Only many years later, while working for prestigious architecture firm Pei Cobb Freed, did he decide that architects should be solving real-world problems. And climate change seemed the biggest problem of all. He became obsessed, spending his days reading about ecology instead of focusing on his job. “I was bored shitless. So I changed it up.”
Now, after studying urban design at Harvard and a earning Ph.D. at the Massachusetts Institute of Technology, where his dissertation considered greener alternatives to urban transportation, Joachim is focused on ecological design that has a positive impact on the climate. Gen2Seat, for example, can be composted instead of thrown into a landfill. This, he feels, is the kind of work an architect is supposed to do. Despite his conviction that he now works in the real world, Gen2Seat will be one of Joachim’s first projects to move beyond the conceptual stage to mass production.

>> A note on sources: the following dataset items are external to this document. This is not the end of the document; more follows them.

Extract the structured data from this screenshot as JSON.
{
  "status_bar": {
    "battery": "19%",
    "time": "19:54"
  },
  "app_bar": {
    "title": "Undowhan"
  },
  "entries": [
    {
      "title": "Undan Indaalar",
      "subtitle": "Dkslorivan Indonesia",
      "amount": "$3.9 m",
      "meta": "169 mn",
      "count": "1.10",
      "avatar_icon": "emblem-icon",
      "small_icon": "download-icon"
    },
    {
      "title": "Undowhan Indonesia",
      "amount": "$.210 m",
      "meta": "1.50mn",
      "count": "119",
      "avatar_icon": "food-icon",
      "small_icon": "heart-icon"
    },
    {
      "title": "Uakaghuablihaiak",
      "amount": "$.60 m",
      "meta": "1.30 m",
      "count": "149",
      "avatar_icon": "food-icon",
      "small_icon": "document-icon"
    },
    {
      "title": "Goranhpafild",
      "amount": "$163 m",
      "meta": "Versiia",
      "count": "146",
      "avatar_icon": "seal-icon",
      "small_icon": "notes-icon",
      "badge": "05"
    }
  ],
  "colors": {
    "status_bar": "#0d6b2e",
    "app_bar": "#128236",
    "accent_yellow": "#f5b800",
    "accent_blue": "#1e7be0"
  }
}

Maria Aiolova, fellow ecological designer and co-founder of Terreform, admitted that actual applications of Joachim’s projects have been few. But she thinks this is because the world isn’t ready for them. “The idea is more to set up the climate and inspire people,” she said, adding that Joachim’s talent lies in his “amazing ability to generate new ideas.” His priority is to educate a new generation of urban designers, or what he calls urbaneers. Tired of “old, bearded white men” designing neighborhoods, Joachim hopes to turn the process into a roundtable exercise. He believes that people who live in communities are the true specialists when it comes to improving their architecture and design, and his group produces elaborate 3D models of the neighborhoods they actually want to live in.

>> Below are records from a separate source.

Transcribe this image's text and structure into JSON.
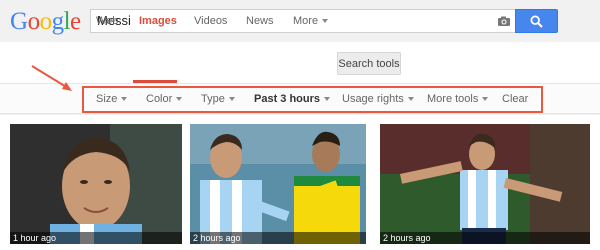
{
  "search": {
    "query": "Messi"
  },
  "tabs": [
    {
      "label": "Web"
    },
    {
      "label": "Images"
    },
    {
      "label": "Videos"
    },
    {
      "label": "News"
    },
    {
      "label": "More"
    }
  ],
  "search_tools_label": "Search tools",
  "tools": [
    {
      "label": "Size"
    },
    {
      "label": "Color"
    },
    {
      "label": "Type"
    },
    {
      "label": "Past 3 hours"
    },
    {
      "label": "Usage rights"
    },
    {
      "label": "More tools"
    },
    {
      "label": "Clear"
    }
  ],
  "images": [
    {
      "caption": "1 hour ago"
    },
    {
      "caption": "2 hours ago"
    },
    {
      "caption": "2 hours ago"
    }
  ],
  "colors": {
    "accent": "#dd4b39",
    "highlight_box": "#e8593f",
    "search_button": "#4787ed"
  }
}
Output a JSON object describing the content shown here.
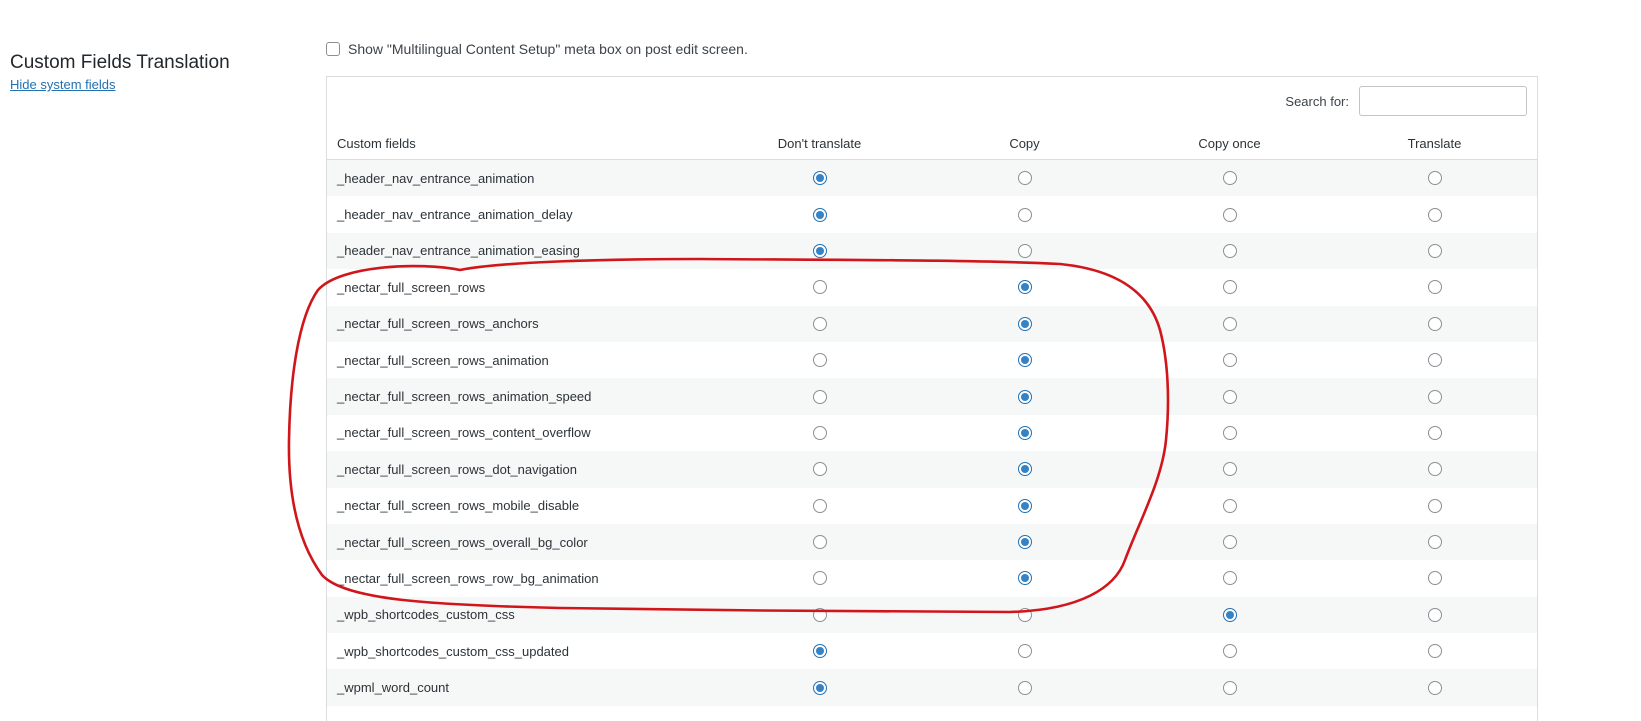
{
  "section": {
    "title": "Custom Fields Translation",
    "hide_link": "Hide system fields"
  },
  "meta_option": {
    "label": "Show \"Multilingual Content Setup\" meta box on post edit screen.",
    "checked": false
  },
  "search": {
    "label": "Search for:",
    "value": ""
  },
  "table": {
    "headers": [
      "Custom fields",
      "Don't translate",
      "Copy",
      "Copy once",
      "Translate"
    ],
    "rows": [
      {
        "name": "_header_nav_entrance_animation",
        "selected": 0
      },
      {
        "name": "_header_nav_entrance_animation_delay",
        "selected": 0
      },
      {
        "name": "_header_nav_entrance_animation_easing",
        "selected": 0
      },
      {
        "name": "_nectar_full_screen_rows",
        "selected": 1
      },
      {
        "name": "_nectar_full_screen_rows_anchors",
        "selected": 1
      },
      {
        "name": "_nectar_full_screen_rows_animation",
        "selected": 1
      },
      {
        "name": "_nectar_full_screen_rows_animation_speed",
        "selected": 1
      },
      {
        "name": "_nectar_full_screen_rows_content_overflow",
        "selected": 1
      },
      {
        "name": "_nectar_full_screen_rows_dot_navigation",
        "selected": 1
      },
      {
        "name": "_nectar_full_screen_rows_mobile_disable",
        "selected": 1
      },
      {
        "name": "_nectar_full_screen_rows_overall_bg_color",
        "selected": 1
      },
      {
        "name": "_nectar_full_screen_rows_row_bg_animation",
        "selected": 1
      },
      {
        "name": "_wpb_shortcodes_custom_css",
        "selected": 2
      },
      {
        "name": "_wpb_shortcodes_custom_css_updated",
        "selected": 0
      },
      {
        "name": "_wpml_word_count",
        "selected": 0
      }
    ]
  },
  "colors": {
    "link": "#2271b1",
    "radio_checked": "#3582c4",
    "annotation": "#d0161b",
    "row_alt": "#f6f7f7"
  }
}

But Joachim realizes that changing the way the world works isn’t as simple as building a 3D model. “We are consumers,” Joachim said. “The system is built that way, and it’s impossible to reverse.” Even though Joachim feels New Yorkers, especially after Hurricane Sandy, understand better than most that climate change is real, he and his colleagues feel the city has no desire to change. Joachim says the hurricane wasn’t devastating enough to those who have the money and power to change the city. “Look at Pearl Harbor,” Joachim said. “Right after a massive crisis, we got our act together. It is possible for us to rise to the occasion. We will.”
Until then, Joachim will keep dreaming of a world where cities are green and all chairs are grown from scratch. When we’re ready for him, he’ll be waiting to rebuild the city for an era without waste.